例えば、ハンコを押すためだけに出社する。押印が必要な文書や仕事は確かにあります。でも、社内の慣習としてハンコをつく、とうことであれば、ほかの承認方法で簡単に代替できますよね。誰でも分かることです。米国企業がすべて素晴らしいとは言いません。でも、コロナ禍の中、有給休暇を消化済みの従業員に対して、緊急休暇を追加付与するなど、ルールにない行動を迅速に起こしている米国企業も多いのです。

「ストーリー」を語ろう、ハートに訴えよう

nikkei-pickup0102.jpg特に危機にあたっては、リーダーは正解がない問題に取り組まねばなりません。ロジックだけでは対処できない事態です。だからこそ、リーダーはストーリーを語り、人々のハートに訴えることが大切になります。理性は当然必要ですが、それだけでは足りないのです。不安に悩む人々にメッセージが届くには、感情の力が大事なのです。

最善を尽くして導き出したリーダーの方針でも、絶対正しいとは言えない。それでも、我々はそれを頼りに未来へと進まねばならない。だからこそ、ストーリーという想いを語ることによって、周囲を励まし、動かしていくことが必要です。

最近、見ることを止めた大きなポータルサイトがあります。皆で正解がない不安を生きているにもかかわらず、揚げ足取りのような文句ばかり、根拠が薄弱な批判ばかりが増殖しているからです。自身の判断のよりどころに悪影響を与える懸念を強く感じたのです。負の感情に巻き込まれず、正しく前向きな方向へ人々を導く。そんなストーリーを描き、語るリーダーこそ、今の時代に大切だと感じます。
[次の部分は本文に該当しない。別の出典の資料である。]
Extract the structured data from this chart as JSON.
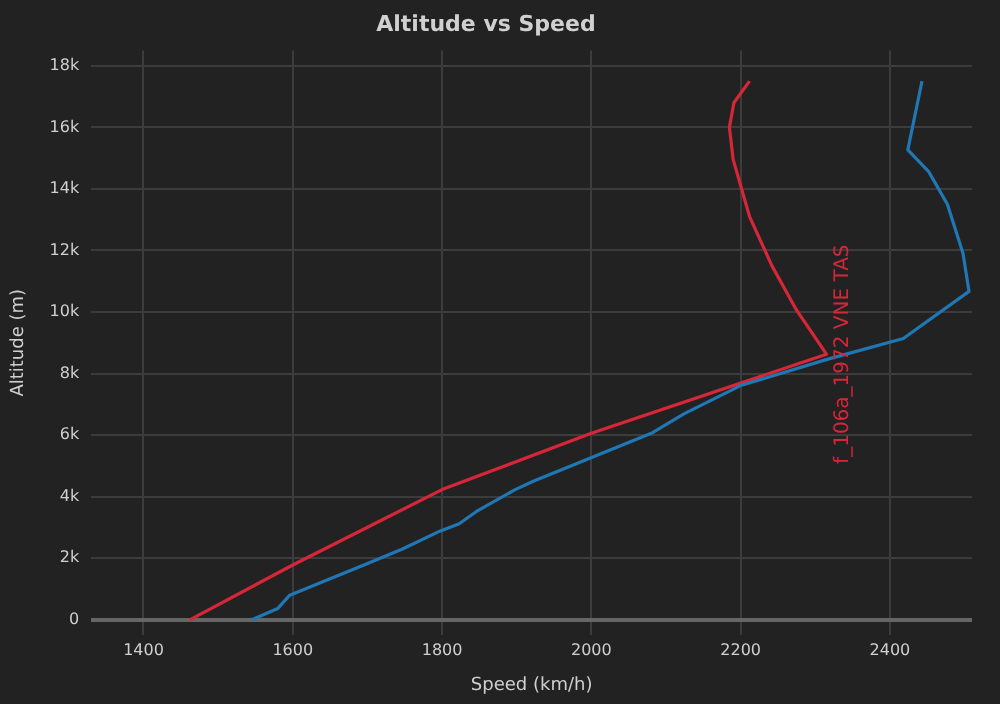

リーダーというのは、「行動する」人です。最近で印象的だったのは、大阪府の吉村知事です。休業要請や独自基準の設定など、自身の言葉とともに様々な行動を起こされました。正解ばかりではないでしょう。影響を受ける業界や個人からすれば、とんでもないという意見もあるでしょう。しかし、その時点では正解がない訳です。批判を引き受ける覚悟で迅速に行動し、人々に届くメッセージを発する。そして誤りは正す。そんな「本物」のリーダーとしての振る舞いを感じられました。

(聞き手は村山浩一)

八木 洋介 (やぎ・ようすけ)

株式会社 people first 代表取締役

京都大学経済学部卒業。1980年日本鋼管(現JFEスチール)入社。92年マサチューセッツ工科大学(MIT)スローン経営大学院で修士号(MS)を取得。99年よりGEにおいて日本およびアジアの人事責任者を歴任。2012年よりLIXILグループ執行役副社長(人事・総務担当)。17年1月people firstを設立。株式会社ICMG取締役。20年6月よりTBSホールディングス社外取締役。people firstには「人を起点にものごとを考えよう」という思いが込められている。人事のスペシャリストとして、常に明確で強いメッセージを発信し続ける著名なトップエグゼクティブのひとり。